I'm at home-home for a few days. I've flown with my dad and scooted around with him on his Pee Wee Herman look-alike moped. I've made spaghetti squash with my mom and hugged her a lot. I've visited my brother and his kids and met his new one, David.
I also met my long lost cousin Nikko. When I was little, I remember looking at a particular picture of him and wondering and wondering all kinds of things about that little boy looking at me. It was really quite epic for me to meet him. He probably didn't feel the same way, but then, he probably didn't have my mysterious picture staring at him his whole life.
Tom Hanks is kissing some girl named Amelia in my living room. A lot of people think that The Terminal is a really boring movie. I think it's really funny. One of my favorites, actually. I love the part when the janitor sits in the food court watching people fall even though they are surrounded by "Slippery When Wet" signs.
Before I left, I checked my oil and transmission fluid like a good girl. I even put in some oil, and used the gas station man's disposable funnel to throw in a little transmission fluid for good measure. My trip to my brother's was pretty uneventful, except for some seriously slow traffic for about five miles just out of the cities, and a few checks on the side of the road to see if my bike was still as with me as it was when I was at the gas station.
So my brother said it smelled like burnt rubber when I got there. I had been smelling it for a little bit, too. I guess it wasn't the car ahead of me. I popped my hood and found oil everywhere, and an oil cap face up sitting on the head gasket, right where I left it. A little piece of junk was stuck in the cap; an exact imprint of the cap was cookie-cuttered out of the foam on the inside of my hood. I had forgotten to put the oil cap back on.
"That would explain the smell."
"Yeah. It would."
"Well, at least you won't do that again."
"No. Probably not."
So I called Dad like I always do when I have car troubles. I think this is the point when he usually feels out of control and frustrated. But it was ok this time.
"No big deal," Dad said. "You need an oil cap."
"Got that, still."
"Really? Lucky. And oil."
Jason's six-year-old knows that "vehicle" is a better word than "car" when describing "auto". I think that's cool. But I haven't hung out with tons of six-year-old's lately. I bet she can spell it, though, which I'm pretty sure is significant.
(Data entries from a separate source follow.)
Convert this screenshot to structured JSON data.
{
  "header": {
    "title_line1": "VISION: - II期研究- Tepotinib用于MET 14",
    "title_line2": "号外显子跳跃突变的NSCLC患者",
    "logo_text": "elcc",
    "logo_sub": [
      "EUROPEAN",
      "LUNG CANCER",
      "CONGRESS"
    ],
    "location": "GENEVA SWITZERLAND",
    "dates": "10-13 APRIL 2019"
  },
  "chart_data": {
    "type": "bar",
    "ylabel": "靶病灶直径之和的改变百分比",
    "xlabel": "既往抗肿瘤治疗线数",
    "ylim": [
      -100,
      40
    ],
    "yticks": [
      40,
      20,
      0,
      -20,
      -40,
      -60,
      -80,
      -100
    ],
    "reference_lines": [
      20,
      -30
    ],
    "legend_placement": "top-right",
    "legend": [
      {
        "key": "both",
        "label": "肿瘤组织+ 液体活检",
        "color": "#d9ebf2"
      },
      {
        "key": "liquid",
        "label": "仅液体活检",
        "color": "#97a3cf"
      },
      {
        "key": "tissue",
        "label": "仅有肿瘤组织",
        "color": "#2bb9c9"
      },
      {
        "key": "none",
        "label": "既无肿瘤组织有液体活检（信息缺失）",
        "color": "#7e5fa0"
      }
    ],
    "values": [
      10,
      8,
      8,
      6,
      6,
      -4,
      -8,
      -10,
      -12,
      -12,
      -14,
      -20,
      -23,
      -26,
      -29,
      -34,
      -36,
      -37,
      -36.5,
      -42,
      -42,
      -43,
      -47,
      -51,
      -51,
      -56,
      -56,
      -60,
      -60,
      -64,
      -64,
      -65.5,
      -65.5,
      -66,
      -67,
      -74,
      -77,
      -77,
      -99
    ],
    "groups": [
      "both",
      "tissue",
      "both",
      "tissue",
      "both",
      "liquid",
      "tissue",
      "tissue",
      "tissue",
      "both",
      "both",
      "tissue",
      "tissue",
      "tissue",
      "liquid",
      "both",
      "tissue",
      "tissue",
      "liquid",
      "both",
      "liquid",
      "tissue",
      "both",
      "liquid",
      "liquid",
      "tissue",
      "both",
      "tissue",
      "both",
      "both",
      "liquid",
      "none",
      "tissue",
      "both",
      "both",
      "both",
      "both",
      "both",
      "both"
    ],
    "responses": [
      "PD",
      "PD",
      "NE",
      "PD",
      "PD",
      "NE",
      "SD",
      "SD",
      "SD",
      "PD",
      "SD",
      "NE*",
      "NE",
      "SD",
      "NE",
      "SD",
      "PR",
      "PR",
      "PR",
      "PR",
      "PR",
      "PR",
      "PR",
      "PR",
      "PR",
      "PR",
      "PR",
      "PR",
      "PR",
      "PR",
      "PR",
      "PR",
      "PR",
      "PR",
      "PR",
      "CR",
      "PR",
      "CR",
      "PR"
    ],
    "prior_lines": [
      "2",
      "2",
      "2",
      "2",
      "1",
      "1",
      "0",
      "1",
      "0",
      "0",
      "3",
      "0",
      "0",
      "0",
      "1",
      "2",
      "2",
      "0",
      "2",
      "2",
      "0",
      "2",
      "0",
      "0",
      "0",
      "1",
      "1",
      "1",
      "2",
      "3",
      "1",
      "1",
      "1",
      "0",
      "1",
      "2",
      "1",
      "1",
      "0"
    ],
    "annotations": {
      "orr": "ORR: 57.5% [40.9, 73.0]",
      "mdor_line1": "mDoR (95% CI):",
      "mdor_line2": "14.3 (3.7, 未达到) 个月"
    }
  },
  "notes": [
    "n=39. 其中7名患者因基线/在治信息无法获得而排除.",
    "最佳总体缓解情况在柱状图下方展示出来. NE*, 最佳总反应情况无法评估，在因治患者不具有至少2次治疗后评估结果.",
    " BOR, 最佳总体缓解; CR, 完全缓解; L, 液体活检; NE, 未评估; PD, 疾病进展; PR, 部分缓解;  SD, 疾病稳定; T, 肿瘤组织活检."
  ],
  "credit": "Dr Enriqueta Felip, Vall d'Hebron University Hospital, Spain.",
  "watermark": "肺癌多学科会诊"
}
So Dad and I cleaned off my engine when I got home with Lightning Degreaser. Then later, my car sputtered and died right when my mom passed me on the highway. The timing was incredible. And my dad was only a minute away - something all you home-dwellers really take for granted. It is amazing that my car broke down while I was at home.
Although...it stopped running for a second because we got water in the engine. It was an easy fix, but while all of this was occurring, the muffler finally let out its secrets after years of keeping silent. So, I got a new muffler, an oil change - "That's one way to change the oil." - and gas money from Mom and Dad. It's a good day when your car breaks down at home. It pays to be at home, but I'd come home even if it didn't pay like that.
I also got some bruises and a good, solid neck ache from when my uncle took me water skiing. I got up right away on one ski which I felt good about. I figure I'd better announce it here so that everyone can know how cool I am. But I wiped out three times, and he said that the boat uses more gas when you wipe out. He said I wasn't very cost effective.
My mom and I usually have funny communication breakdowns in the kitchen. We picked a spaghetti squash from the garden to cook for dinner. Mom said something about using bread for a back-up in case the spaghetti squash didn't turn out. She said that we could have spaghetti sloppy joes. I nodded, but that really confused me. Why were we having so many different things for dinner? Spaghetti sauce, sloppy joes, or just bread with spaghetti sauce, and spaghetti squash.
Did you know that spaghetti squash is a substitute for real spaghetti? You eat it with spaghetti sauce, I guess. And it's good. Home-grown, good.
My friend's in Serbia. He wants to come home, I think, but there's something stopping him. All kinds of junk stopping him. It's sad for me, because it would be nice to see him. But he's not sad. At least he says he's not. But one time, he didn't believe me when I told him I wasn't depressed. And I wasn't, mostly. It's the other part he guessed about. And I guess there's another part of him - the part that desperately wants to go home and feel at home there.
It's not always perfect at home. Sometimes things are hard at home, but it's always home. It doesn't matter if there's wars going on at home like in Krakozhia in The Terminal. There's still nothing to be afraid of. It's home. And it's good to be home.